Icone sacre bizantine dipinte a mano - Descrizione e dettagli
San Paolo , cooptato nel collegio apostolico dal Cristo stesso sulla via di Damasco, è lo strumento eletto per portare il suo nome davanti ai popoli. La sua vocazione nasce nell’abbagliante incontro con il Risorto, quando la luce divina lo avvolge e lo trasforma da persecutore a discepolo, da nemico a fratello, da fariseo zelante a missionario instancabile. Paolo è il più grande missionario di tutti i tempi, l’ avvocato dei pagani , l’ apostolo delle genti , colui che insieme a Pietro fa risuonare il messaggio evangelico nel mondo mediterraneo. La loro testimonianza, sigillata con il martirio a Roma verso l’anno 67 , è la pietra angolare della Chiesa nascente: due colonne, due voci, due cuori uniti nella stessa fede.
Paolo è stato talvolta considerato, a torto, come il fondatore del cristianesimo, perché la sua opera missionaria ha fortemente caratterizzato il primo sviluppo della fede. Le sue lettere, i suoi viaggi, le sue comunità, la sua predicazione ardente hanno plasmato la vita della Chiesa. Ma Paolo non fonda nulla di suo: egli annuncia Cristo , e tutto ciò che compie è radicato nell’incontro con il Signore. Per questo può essere presentato come modello per eccellenza di ogni missionario : non per la sua forza, ma per il suo legame con Cristo; non per la sua intelligenza, ma per la sua obbedienza; non per la sua eloquenza, ma per la sua fede.
La caratteristica principale da imitare in lui è la centralità di Cristo: «Ciò che conta è porre al centro della propria vita Gesù Cristo, sicché la nostra identità sia contrassegnata essenzialmente dall’incontro, dalla comunione con Cristo e con la sua Parola» (Benedetto XVI, Udienza del 25 ottobre 2006). Paolo vive questa verità fino in fondo: per lui vivere è Cristo, e morire è guadagno; per lui la legge è compiuta nell’amore; per lui la debolezza diventa forza, perché la potenza di Dio si manifesta nella fragilità dell’uomo.
Iconografia dell’Apostolo
Nell’arte sacra, San Paolo è raffigurato con il volto austero , la fronte alta , la barba lunga , segno della sua sapienza e della sua profondità spirituale. Tiene spesso in mano il Libro delle Lettere , simbolo della sua predicazione, e la spada , memoria del suo martirio e della forza della Parola che egli annunciò.

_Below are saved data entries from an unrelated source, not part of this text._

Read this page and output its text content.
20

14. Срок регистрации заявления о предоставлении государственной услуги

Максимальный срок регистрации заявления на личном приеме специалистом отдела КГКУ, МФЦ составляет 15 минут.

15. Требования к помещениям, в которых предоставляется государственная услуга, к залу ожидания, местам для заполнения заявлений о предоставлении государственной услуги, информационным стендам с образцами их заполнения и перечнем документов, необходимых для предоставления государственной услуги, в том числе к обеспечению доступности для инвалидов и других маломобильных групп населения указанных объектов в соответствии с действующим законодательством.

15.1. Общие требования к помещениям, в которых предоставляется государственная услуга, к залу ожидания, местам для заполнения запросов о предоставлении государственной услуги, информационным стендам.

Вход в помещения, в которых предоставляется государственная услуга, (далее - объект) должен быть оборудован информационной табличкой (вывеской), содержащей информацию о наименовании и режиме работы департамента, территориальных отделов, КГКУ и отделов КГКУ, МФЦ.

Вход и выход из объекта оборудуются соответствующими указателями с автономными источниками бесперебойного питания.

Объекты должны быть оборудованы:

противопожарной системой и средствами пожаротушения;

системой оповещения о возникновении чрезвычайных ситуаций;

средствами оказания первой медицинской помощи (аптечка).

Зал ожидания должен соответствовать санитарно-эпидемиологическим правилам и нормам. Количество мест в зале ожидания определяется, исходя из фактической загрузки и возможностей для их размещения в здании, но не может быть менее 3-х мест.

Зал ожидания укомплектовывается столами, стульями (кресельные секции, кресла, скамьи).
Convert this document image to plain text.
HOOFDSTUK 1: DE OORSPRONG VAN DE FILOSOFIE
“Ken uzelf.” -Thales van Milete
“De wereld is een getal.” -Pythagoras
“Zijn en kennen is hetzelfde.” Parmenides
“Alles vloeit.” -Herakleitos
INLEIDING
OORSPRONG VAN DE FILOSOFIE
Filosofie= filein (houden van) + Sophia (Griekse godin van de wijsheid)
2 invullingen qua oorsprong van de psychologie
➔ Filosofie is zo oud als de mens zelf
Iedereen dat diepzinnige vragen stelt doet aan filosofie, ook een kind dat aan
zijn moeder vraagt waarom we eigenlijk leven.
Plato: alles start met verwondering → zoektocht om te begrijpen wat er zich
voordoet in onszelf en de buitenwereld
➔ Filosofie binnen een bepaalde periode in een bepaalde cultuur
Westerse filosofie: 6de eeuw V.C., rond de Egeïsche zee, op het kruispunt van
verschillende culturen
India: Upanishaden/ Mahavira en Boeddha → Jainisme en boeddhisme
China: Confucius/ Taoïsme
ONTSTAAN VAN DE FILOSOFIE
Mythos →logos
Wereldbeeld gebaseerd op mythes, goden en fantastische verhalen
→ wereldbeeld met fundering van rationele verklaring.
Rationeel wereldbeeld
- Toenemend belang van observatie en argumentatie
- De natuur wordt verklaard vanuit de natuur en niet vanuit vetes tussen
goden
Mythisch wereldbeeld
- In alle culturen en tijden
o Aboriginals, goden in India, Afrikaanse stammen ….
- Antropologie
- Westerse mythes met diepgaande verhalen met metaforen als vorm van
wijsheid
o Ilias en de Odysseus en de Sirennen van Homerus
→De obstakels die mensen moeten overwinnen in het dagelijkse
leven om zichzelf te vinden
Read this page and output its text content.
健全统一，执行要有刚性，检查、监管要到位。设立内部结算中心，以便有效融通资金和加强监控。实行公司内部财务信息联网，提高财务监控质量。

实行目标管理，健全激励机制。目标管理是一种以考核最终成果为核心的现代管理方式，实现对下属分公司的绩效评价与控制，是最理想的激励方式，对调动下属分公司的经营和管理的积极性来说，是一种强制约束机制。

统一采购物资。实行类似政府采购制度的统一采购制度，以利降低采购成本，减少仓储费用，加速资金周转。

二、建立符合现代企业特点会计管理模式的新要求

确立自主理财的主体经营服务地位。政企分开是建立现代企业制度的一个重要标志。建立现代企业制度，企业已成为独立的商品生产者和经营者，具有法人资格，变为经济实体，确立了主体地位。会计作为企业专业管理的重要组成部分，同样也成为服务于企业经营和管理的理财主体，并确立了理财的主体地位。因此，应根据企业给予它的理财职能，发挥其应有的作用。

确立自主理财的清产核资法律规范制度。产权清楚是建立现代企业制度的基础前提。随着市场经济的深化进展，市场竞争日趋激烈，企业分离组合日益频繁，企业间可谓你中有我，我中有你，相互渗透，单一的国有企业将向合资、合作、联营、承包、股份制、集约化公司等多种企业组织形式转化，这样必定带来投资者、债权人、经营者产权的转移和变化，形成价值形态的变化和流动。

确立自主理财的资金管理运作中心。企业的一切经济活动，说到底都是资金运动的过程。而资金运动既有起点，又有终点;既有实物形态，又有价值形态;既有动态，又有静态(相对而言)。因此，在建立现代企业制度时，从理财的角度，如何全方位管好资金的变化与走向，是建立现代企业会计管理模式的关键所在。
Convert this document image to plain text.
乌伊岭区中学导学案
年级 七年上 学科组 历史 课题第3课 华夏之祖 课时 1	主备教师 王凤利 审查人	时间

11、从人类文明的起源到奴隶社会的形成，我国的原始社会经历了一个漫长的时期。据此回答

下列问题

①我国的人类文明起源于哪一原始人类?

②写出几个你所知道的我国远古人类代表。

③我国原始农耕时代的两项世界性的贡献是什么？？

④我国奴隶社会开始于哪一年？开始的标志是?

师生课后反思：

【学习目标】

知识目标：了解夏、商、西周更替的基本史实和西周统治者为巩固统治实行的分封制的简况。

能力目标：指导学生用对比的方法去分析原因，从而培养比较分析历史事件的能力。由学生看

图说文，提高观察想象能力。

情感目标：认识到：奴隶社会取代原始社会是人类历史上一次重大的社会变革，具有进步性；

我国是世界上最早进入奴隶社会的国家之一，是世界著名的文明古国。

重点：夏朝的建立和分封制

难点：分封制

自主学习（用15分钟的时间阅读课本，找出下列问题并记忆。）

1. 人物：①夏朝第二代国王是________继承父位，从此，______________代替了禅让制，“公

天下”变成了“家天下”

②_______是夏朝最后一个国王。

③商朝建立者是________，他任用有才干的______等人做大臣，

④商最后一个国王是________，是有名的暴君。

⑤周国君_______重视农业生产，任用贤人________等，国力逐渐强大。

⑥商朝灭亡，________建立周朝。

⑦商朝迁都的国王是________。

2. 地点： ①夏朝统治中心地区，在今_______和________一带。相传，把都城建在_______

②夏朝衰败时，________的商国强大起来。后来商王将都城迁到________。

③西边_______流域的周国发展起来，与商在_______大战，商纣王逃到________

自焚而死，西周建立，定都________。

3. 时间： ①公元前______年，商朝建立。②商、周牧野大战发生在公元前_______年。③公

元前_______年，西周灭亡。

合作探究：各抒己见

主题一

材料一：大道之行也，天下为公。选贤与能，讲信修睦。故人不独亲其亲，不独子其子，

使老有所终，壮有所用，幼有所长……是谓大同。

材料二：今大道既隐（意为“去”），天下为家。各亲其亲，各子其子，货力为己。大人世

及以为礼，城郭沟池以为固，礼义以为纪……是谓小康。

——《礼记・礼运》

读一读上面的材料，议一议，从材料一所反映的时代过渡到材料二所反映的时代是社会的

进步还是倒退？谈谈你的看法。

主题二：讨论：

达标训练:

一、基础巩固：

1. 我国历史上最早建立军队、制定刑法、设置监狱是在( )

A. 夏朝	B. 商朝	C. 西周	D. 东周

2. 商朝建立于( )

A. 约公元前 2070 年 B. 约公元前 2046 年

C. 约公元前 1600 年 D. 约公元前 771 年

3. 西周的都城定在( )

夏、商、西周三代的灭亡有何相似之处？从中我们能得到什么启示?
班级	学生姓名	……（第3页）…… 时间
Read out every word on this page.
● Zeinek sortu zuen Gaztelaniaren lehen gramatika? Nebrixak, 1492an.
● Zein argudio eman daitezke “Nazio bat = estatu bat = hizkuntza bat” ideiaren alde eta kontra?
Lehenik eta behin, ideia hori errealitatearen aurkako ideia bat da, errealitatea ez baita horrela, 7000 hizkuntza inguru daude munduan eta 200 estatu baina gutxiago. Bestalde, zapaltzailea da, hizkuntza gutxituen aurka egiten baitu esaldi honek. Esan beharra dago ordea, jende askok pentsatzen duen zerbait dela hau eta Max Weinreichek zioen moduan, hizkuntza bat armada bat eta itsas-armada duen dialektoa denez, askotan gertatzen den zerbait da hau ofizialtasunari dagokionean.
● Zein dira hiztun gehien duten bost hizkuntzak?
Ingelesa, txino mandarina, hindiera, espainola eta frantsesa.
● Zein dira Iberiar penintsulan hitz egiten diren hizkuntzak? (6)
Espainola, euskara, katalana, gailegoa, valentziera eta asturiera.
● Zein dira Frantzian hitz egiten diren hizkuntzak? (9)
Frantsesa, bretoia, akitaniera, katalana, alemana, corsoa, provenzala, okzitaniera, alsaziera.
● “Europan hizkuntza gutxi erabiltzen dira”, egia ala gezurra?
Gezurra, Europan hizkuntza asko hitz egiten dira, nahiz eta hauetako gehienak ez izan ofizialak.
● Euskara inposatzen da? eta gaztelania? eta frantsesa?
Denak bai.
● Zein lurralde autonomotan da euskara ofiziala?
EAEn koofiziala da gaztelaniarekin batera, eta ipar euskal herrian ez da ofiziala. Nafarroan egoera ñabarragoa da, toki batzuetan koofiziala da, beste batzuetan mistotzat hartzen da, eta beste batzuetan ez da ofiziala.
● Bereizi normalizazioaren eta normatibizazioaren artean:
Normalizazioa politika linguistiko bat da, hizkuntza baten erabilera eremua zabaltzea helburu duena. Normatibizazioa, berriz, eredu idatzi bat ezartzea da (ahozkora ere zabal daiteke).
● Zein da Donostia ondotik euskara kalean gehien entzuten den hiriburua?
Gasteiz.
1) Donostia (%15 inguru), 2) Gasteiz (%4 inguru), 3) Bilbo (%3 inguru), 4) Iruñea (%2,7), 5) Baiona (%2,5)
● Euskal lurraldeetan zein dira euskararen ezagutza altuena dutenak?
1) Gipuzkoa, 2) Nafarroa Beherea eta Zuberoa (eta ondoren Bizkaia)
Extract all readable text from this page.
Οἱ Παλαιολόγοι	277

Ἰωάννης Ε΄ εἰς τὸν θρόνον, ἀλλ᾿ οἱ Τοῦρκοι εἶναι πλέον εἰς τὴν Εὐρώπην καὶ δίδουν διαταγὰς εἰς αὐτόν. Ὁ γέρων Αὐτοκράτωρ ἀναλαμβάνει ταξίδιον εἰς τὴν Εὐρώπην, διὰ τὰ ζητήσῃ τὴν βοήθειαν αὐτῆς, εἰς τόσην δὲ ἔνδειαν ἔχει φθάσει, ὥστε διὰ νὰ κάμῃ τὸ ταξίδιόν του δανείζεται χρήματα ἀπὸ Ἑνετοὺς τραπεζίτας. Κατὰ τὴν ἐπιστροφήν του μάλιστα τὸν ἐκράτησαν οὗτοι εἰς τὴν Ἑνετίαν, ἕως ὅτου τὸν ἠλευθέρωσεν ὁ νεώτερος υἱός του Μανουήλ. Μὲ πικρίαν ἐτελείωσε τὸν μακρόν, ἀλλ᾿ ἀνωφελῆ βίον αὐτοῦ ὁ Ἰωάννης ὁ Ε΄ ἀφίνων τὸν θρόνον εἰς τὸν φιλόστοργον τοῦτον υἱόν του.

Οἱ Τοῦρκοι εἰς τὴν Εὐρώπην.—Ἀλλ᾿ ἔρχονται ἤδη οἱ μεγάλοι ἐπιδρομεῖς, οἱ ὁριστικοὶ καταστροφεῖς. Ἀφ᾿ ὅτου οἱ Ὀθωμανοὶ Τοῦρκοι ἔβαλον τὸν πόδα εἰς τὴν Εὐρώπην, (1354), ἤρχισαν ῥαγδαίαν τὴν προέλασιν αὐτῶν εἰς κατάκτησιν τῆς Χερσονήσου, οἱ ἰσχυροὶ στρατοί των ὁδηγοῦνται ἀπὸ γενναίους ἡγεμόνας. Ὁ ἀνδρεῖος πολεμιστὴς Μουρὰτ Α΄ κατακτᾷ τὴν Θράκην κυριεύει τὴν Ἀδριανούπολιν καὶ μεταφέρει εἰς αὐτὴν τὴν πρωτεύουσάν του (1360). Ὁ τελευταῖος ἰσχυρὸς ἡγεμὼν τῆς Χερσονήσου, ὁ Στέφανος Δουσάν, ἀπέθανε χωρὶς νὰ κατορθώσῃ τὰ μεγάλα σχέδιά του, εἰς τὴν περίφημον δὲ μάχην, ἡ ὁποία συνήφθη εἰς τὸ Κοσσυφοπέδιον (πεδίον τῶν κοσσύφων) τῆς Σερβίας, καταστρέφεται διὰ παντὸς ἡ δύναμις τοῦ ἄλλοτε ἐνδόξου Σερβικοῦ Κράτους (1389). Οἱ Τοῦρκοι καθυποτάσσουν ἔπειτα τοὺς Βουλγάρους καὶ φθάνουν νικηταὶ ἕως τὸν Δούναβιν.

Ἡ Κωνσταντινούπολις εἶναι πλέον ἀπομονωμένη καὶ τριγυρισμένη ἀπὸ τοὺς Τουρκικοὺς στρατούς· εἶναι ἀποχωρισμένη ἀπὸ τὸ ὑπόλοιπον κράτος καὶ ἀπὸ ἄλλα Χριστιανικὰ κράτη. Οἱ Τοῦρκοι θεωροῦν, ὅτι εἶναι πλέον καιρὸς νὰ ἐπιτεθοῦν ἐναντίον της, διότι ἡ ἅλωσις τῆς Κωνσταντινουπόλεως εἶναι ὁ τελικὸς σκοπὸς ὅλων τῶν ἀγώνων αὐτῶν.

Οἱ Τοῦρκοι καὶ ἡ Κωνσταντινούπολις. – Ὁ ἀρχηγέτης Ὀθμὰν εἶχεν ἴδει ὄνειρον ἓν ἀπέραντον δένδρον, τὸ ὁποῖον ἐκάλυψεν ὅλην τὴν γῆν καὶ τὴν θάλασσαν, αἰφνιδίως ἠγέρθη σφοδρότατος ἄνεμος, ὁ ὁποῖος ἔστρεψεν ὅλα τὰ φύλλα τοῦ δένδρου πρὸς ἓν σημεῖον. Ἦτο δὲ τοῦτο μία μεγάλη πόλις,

La sua postura è eretta, vigorosa, segno della sua missione; il suo sguardo è intenso, rivolto lontano, come chi contempla l’orizzonte delle genti a cui è inviato.
Significato spirituale
San Paolo è l’icona del missionario totale , del discepolo che non appartiene più a se stesso, ma a Cristo. È l’uomo della corsa, del viaggio, della fatica, della predicazione incessante. È il teologo che scruta il mistero, il pastore che consola, il padre che corregge, il fratello che sostiene. È il martire che dona la vita, il convertito che testimonia la grazia, il santo che vive nella luce del Risorto.
Paolo è la voce che annuncia Cristo ai popoli, il cuore che arde per il Vangelo, la mente che comprende la profondità della fede. La sua vita è un invito a porre Cristo al centro, a lasciarsi trasformare dalla sua Parola, a vivere nella comunione con Lui.
San Paolo è l’apostolo delle genti: colui che ha portato la luce del Vangelo fino ai confini del mondo antico, colui che continua a illuminare la Chiesa con la sua dottrina, la sua testimonianza, il suo amore per Cristo.